SICCAS is a comprehensive and unique organization engaged in advanced inorganic nonmetallic materials research. It has achieved outstanding results in pioneering basic research, innovation of high-tech materials and applied research.
Its main research areas include high performance ceramics and superfine microstructures, structural ceramics and composites, inorganic functional materials and devices, energy materials, inorganic coatings, artificial crystals, biomaterials and tissue engineering, environmentally friendly materials, the analysis and characterization of inorganic materials, and the technological study of industrial ceramics and ancient Chinese ceramics.
SICCAS has received 51 national-level awards, as well as hundreds more CAS, ministerial and provincial awards for a total of more than 400 scientific and technical prizes. It has about 1276 valid patents, ranking it among the top 10 institutes in China.
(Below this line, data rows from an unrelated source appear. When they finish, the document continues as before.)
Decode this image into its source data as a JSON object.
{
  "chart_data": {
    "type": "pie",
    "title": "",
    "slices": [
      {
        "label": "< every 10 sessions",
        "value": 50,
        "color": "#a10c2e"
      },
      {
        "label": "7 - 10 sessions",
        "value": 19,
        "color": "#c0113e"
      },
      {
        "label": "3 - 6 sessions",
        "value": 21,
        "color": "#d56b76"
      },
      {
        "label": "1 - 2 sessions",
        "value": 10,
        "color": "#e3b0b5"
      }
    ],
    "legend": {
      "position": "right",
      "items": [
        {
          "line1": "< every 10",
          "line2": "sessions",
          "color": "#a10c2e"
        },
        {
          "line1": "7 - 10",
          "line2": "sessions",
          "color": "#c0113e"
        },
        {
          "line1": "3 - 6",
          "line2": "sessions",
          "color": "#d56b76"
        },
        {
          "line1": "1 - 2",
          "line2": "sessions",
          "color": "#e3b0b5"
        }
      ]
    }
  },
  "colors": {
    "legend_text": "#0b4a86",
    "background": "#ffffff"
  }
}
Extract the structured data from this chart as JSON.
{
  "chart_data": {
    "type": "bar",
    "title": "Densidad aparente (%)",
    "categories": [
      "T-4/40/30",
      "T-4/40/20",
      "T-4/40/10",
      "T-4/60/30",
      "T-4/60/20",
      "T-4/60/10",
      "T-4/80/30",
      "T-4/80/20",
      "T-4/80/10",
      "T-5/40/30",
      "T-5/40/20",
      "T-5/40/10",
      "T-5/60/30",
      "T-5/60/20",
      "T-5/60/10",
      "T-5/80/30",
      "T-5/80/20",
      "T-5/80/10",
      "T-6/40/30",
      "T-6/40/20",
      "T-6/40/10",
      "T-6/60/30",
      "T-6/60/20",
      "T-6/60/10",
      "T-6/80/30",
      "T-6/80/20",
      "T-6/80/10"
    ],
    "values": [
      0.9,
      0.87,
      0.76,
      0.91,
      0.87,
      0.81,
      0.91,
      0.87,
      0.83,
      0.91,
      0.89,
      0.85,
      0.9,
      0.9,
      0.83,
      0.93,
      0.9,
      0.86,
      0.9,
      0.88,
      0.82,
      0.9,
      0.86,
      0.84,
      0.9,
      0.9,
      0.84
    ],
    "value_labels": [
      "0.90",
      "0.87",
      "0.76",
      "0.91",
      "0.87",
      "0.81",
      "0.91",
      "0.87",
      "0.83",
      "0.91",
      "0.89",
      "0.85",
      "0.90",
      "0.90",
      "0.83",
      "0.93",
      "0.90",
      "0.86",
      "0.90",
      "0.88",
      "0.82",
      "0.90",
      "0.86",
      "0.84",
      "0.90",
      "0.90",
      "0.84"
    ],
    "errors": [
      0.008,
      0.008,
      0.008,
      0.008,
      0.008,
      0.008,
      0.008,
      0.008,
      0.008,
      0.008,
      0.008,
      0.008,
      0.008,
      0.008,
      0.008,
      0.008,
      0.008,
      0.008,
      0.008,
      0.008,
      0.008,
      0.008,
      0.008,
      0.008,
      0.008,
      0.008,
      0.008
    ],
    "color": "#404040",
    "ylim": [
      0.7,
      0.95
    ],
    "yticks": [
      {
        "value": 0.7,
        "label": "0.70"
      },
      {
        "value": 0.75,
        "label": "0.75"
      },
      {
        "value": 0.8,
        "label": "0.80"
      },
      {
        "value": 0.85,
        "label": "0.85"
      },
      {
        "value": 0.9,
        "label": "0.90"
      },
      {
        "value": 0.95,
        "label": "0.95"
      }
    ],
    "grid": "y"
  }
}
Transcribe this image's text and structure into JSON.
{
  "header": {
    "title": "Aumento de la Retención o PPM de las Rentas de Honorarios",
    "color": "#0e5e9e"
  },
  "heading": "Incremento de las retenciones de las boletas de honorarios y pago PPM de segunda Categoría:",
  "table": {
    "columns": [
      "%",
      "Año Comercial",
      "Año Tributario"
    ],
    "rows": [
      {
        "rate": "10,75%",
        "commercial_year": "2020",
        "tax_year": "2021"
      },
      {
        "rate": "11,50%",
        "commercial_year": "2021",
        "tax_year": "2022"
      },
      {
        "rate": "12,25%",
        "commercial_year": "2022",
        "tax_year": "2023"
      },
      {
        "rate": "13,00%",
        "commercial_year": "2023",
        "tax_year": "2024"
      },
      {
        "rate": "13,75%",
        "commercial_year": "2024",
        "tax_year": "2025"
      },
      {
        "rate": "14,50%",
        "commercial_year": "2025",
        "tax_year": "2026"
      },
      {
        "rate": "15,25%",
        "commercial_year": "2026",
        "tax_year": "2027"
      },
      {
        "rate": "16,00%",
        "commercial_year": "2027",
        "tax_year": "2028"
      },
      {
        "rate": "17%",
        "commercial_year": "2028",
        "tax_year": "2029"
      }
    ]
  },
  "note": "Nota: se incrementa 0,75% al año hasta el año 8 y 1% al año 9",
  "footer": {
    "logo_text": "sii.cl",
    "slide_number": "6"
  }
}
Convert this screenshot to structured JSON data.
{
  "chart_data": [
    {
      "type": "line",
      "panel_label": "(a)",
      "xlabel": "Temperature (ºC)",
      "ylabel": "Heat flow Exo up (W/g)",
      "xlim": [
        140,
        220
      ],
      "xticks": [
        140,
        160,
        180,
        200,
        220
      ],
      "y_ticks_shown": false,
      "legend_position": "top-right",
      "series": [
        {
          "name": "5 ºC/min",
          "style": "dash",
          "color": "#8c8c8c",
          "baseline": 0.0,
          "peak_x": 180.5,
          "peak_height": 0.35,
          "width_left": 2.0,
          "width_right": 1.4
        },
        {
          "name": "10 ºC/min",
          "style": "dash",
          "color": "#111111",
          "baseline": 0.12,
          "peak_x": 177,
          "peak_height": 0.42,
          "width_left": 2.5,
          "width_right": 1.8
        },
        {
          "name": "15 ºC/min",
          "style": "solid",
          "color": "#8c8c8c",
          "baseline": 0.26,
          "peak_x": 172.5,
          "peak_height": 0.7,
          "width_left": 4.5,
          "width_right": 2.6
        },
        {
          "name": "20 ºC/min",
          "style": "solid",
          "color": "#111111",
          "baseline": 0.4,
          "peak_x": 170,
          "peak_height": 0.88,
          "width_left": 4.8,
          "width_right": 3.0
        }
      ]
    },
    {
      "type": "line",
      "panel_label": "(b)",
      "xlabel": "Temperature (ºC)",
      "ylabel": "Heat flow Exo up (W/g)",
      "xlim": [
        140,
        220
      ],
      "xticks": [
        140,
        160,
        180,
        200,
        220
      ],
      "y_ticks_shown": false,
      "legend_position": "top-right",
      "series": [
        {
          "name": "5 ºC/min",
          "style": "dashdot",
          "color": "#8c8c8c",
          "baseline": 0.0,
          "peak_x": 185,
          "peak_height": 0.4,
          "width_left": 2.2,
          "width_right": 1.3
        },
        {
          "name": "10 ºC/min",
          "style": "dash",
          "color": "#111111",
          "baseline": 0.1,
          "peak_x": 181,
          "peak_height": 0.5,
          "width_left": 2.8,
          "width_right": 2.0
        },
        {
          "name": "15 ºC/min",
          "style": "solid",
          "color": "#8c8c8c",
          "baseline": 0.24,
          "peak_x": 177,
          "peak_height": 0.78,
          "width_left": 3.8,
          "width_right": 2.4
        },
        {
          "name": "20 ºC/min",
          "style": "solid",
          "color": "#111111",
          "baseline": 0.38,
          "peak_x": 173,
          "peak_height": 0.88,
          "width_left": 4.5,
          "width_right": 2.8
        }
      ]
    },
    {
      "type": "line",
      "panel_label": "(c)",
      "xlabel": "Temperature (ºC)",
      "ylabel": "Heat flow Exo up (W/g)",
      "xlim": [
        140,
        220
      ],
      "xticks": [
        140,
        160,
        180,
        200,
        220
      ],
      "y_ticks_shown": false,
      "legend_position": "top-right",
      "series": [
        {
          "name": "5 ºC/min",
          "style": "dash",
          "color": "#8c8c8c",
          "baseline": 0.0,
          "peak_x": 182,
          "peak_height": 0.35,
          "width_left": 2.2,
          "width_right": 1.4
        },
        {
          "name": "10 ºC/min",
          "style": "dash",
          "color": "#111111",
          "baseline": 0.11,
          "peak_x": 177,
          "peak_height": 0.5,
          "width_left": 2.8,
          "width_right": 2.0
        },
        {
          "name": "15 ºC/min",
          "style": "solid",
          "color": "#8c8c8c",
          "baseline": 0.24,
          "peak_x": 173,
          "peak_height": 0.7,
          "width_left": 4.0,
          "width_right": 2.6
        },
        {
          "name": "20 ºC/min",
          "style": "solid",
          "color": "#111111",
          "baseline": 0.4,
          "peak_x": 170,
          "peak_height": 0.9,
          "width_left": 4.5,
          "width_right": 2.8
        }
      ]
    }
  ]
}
In addition, the number of citations of SICCAS papers indexed by SCI places SICCAS among the top 10 institutes in China in that category. SICCAS also publishes the Journal of Inorganic Materials, which is one China’s key academic periodicals and is cited by SCI.
SICCAS has nurtured a large number of talented researchers, thus increasing knowledge of inorganic materials in China. SICCAS has a staff of over 700, including about 500 scientific researchers and technicians. Among this group are one CAS academicians and two academicians of the Chinese Academy of Engineering. SICCAS attaches great importance to developing the next generation of materials scientists, engineers and entrepreneurs. It has Ph.D., master’s degree and postdoctoral programs, with over 573 graduate students enrolled as of 2016.
SICCAS enjoys extensive and long-term cooperative relationships with famous universities, institutes and enterprises all over the world. It has partnerships with the Max Planck Institute (Germany), the National Institute for Materials Science (Japan) and the Academy of Science and Technology (South Korea), etc. It has also set up joint labs with Sony and Corning, and has signed about more than one hundred cooperative agreements with organizations such as General Electric, CERN and Samsung, etc. In 2010, it became a member of the International Energy Association.
SICCAS has hosted numerous international conferences on modern ceramic technology. In addition, the institute has hosted the International Symposium on Ancient Ceramics nine times since 1982, making it the world’s most important platform for exchange related to ancient ceramics research.
SICCAS encourages researchers to go abroad for international exchange and study. It also welcomes foreign researchers to engage in cooperative research or give academic lectures at the institute. It has so far hosted Nobel Prize winners Samuel Chao Chung Ting, Tsung-Dao Lee and Ei-ichi Negishi as well as 30 other celebrated foreign researchers as visiting scholars.